Prévue pour remettre des barrières fiscales aux entreprises - principalement celles de l'Internet sans frontières - qui déclarent leurs bénéfices là où l'imposition est la plus clémente, la taxe des 15% annoncée lors du G7 est-elle sans conséquences pour les Etats ? Si la France et la zone euro peuvent se féliciter d'ouvrir un nouveau robinet de recettes pour alimenter les budgets des Etats, surtout ceux qui sont déficitaires, d'autres pays, qui faisaient le pari de l'attractivité et de l'investissement, vont être, à l'inverse, pénalisés, selon une étude d'Oxford Economics.
Jeanne Dussueil
« Avec cette réforme, l'Irlande (photo : locaux de Google à Dublin) va devenir l'une des économies les plus endettées d'Europe », estime le cabinet d'études Oxford Economics.
« Avec cette réforme, l'Irlande (photo : locaux de Google à Dublin) va devenir l'une des économies les plus endettées d'Europe », estime le cabinet d'études Oxford Economics. (Crédits : Reuters)

Qualifiée d'"historique" lors de l'accord trouvé début juin, à l'occasion du G7, la taxe internationale visant à ponctionner les multinationales qui réalisent des bénéfices - sans les déclarer auprès des services fiscaux du pays étranger où se trouvent pourtant les clients et les consommateurs - n'est pas sans conséquences.

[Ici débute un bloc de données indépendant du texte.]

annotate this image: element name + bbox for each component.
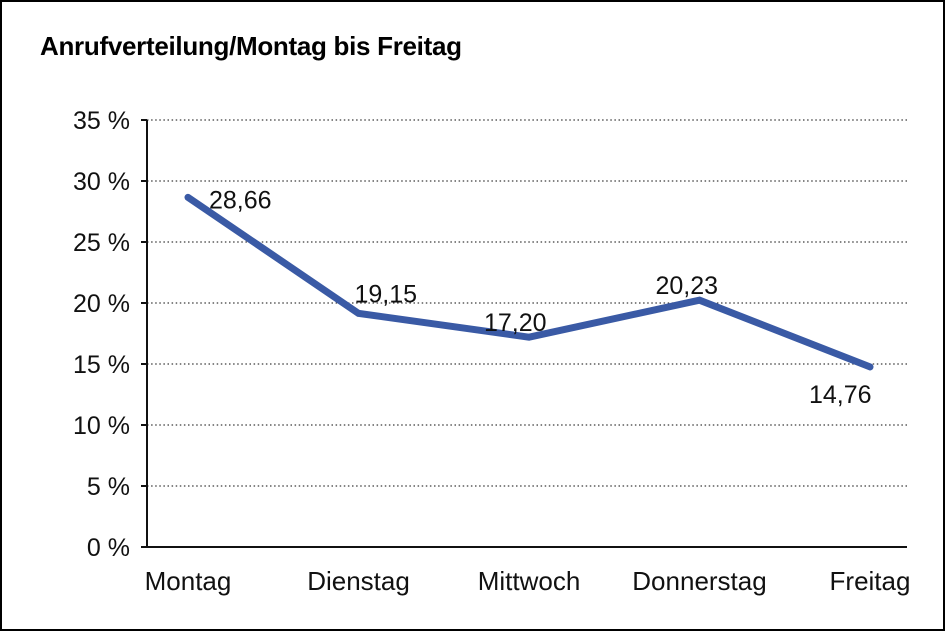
x-axis-label: Montag [145, 566, 232, 596]
y-axis-label: 30 % [73, 168, 130, 196]
x-axis-label: Mittwoch [478, 566, 581, 596]
data-line [184, 193, 874, 371]
y-axis-label: 0 % [87, 534, 130, 562]
y-axis-label: 10 % [73, 412, 130, 440]
y-axis-label: 5 % [87, 473, 130, 501]
x-axis-label: Dienstag [307, 566, 410, 596]
data-label: 14,76 [809, 381, 872, 409]
y-axis-label: 20 % [73, 290, 130, 318]
chart-title: Anrufverteilung/Montag bis Freitag [40, 31, 462, 61]
data-label: 28,66 [209, 186, 272, 214]
y-axis-label: 15 % [73, 351, 130, 379]
y-axis-label: 25 % [73, 229, 130, 257]
data-label: 20,23 [656, 272, 719, 300]
x-axis-label: Freitag [830, 566, 911, 596]
x-axis-label: Donnerstag [632, 566, 766, 596]
data-label: 17,20 [484, 309, 547, 337]
y-axis-label: 35 % [73, 107, 130, 135]
data-label: 19,15 [355, 280, 418, 308]
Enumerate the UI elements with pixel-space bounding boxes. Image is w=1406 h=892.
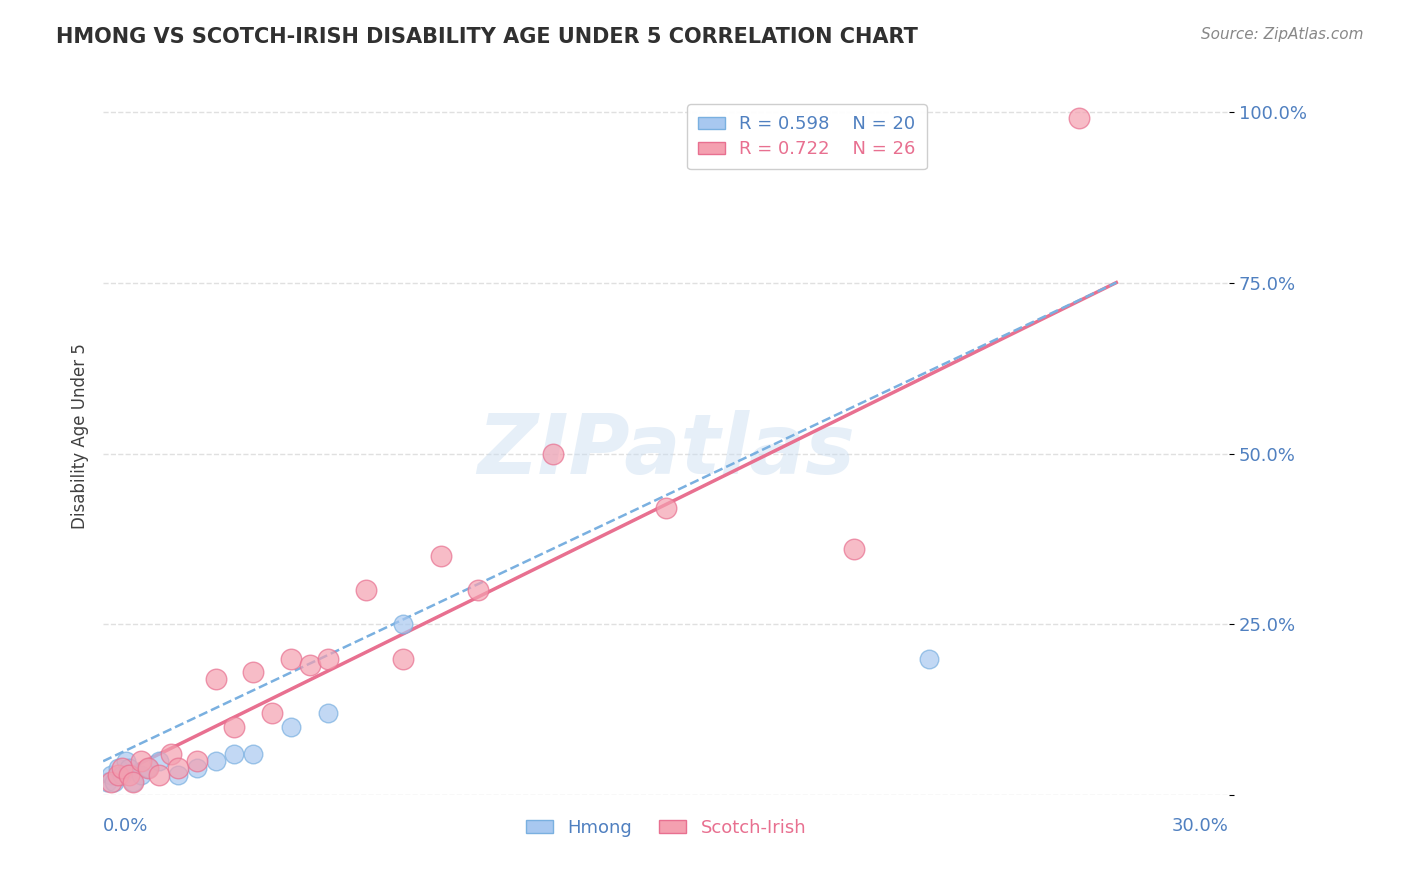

Tandis que les sept puissances mondiales (Royaume-Uni, France, Italie Canada, Japon, Allemagne, Etats-Unis) se sont mises d'accord sur un taux d'impôt minimal mondial sur les sociétés d'"au moins 15%", son implémentation doit générer de nouvelles rentrées fiscales pour les États. A la clé, il y aura donc des pays « gagnants » de ce nouvel IS mondial, et des « perdants », comme l'observe le cabinet d'études Oxford Economics qui a modélisé l'application de cette taxe.

Sans surprise, les pays bénéficiaires de ce nouvel impôt vont être plus nombreux que ceux dont la fiscalité avantageuse permettait de capter les déclarations des firmes. Au premier rang desquels la France, qui pourra récupérer les bénéfices des ventes réalisés sur son territoire. A la clé, en mettant fin au dumping fiscal pour attirer les multinationales - en particulier celles du numérique -, ce sont de nouvelles rentrées fiscales pour les Etats qui tombent à pic.

« La pandémie a pesé lourdement sur les finances publiques partout dans le monde. Les gouvernements cherchant des revenus additionnels, la taxe sur les entreprises est une aubaine », écrit Oxford Economics dans son étude du 15 juin.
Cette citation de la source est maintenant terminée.